Félicité à divers titres par chacun, l’oncle Herse triomphait avec une radieuse sérénité. A peine avait-il pris place au centre de la table, comme héros de la fête, que la tante Herse, toute vêtue de soie noire et tenant en main une couronne de laurier vert, vint la fixer avec un ruban de velours ponceau sur la tête de son gracieux époux. Depuis lors je n’ai jamais rencontré une effigie de Jules César sans qu’elle ne m’ait rappelé le noble profil du rathsherr. Encore préféré-je ce dernier, comme plus vivant et plus humain que l’autre.

Jamais la rathhaus n’avait vu pareil tumulte et pareille gaîté.

A son réveil le lendemain, maître Voss trouva un certain désarroi dans ses souvenirs. — Femme, dit-il à la meunière, ne me suis-je pas querellé hier soir avec mon neveu ?

— Non, mon ami, répondit-elle ; vous l’embrassiez au contraire en l’appelant mon fils ! Vous promîtes de plus à Friedrich de lui donner une bonne somme pour l’établir aussitôt que vous seriez riche, ce qui ne devait pas tarder, disiez-vous.

— Ah çà ! mais j’étais donc complètement abruti ?

— Je vous en laisse juge, mon très cher.

Sur ce entra le garçon meunier. — Salut, patronne... Bonjour, notre maître. Je venais simplement vous dire qu’après y avoir réfléchi j’aime mieux laisser dans vos mains jusqu’à nouvel ordre le petit capital que vous avez généreusement promis de me remettre.

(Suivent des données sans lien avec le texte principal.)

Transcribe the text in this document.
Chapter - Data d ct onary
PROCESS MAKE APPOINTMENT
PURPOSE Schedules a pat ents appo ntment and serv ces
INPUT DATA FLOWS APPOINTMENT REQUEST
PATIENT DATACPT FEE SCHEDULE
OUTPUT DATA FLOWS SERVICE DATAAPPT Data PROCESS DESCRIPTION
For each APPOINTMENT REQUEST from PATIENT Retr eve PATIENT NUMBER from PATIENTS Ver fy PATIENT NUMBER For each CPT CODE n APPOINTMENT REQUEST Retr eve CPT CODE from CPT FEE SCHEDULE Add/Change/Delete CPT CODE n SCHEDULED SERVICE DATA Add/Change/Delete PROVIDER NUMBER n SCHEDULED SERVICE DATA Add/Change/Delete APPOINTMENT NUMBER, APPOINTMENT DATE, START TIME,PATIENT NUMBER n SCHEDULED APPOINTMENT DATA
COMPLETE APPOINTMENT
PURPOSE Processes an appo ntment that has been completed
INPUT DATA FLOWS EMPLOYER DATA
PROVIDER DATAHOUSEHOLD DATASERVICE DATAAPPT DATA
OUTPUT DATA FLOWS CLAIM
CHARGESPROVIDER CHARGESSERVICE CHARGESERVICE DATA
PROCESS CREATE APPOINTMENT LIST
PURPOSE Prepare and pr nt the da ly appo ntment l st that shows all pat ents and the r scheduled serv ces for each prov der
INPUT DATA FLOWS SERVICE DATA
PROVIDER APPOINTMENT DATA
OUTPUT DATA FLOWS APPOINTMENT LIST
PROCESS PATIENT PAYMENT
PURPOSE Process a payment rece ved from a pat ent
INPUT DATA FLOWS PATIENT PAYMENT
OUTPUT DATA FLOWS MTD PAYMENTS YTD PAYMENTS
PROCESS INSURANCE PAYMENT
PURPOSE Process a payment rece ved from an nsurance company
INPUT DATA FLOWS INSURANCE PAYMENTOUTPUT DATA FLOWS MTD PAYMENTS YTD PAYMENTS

Nous nous entendrons pour les intérêts. En revanche vous me rendriez service en me laissant vous quitter à Pâques... Oh ! je sais que je suis engagé pour plus de temps ; mais je voudrais me marier.

— Vous marier ! s’écrièrent en même temps les deux époux.

— Pourquoi donc pas ? Je voudrais faire ma femme de Hanchen Besserdich, la fille du bailli, celle qui est en service au château. Si, comme je le pense, Heinrich épouse notre Fieka, et si les deux beaux-pères n’y trouvent rien à redire, les deux noces pourraient se faire le même jour.

Le meunier bondit à ces mots, et, saisissant par la tige une des deux grosses bottes qu’il n’avait point encore chaussées : — Ah !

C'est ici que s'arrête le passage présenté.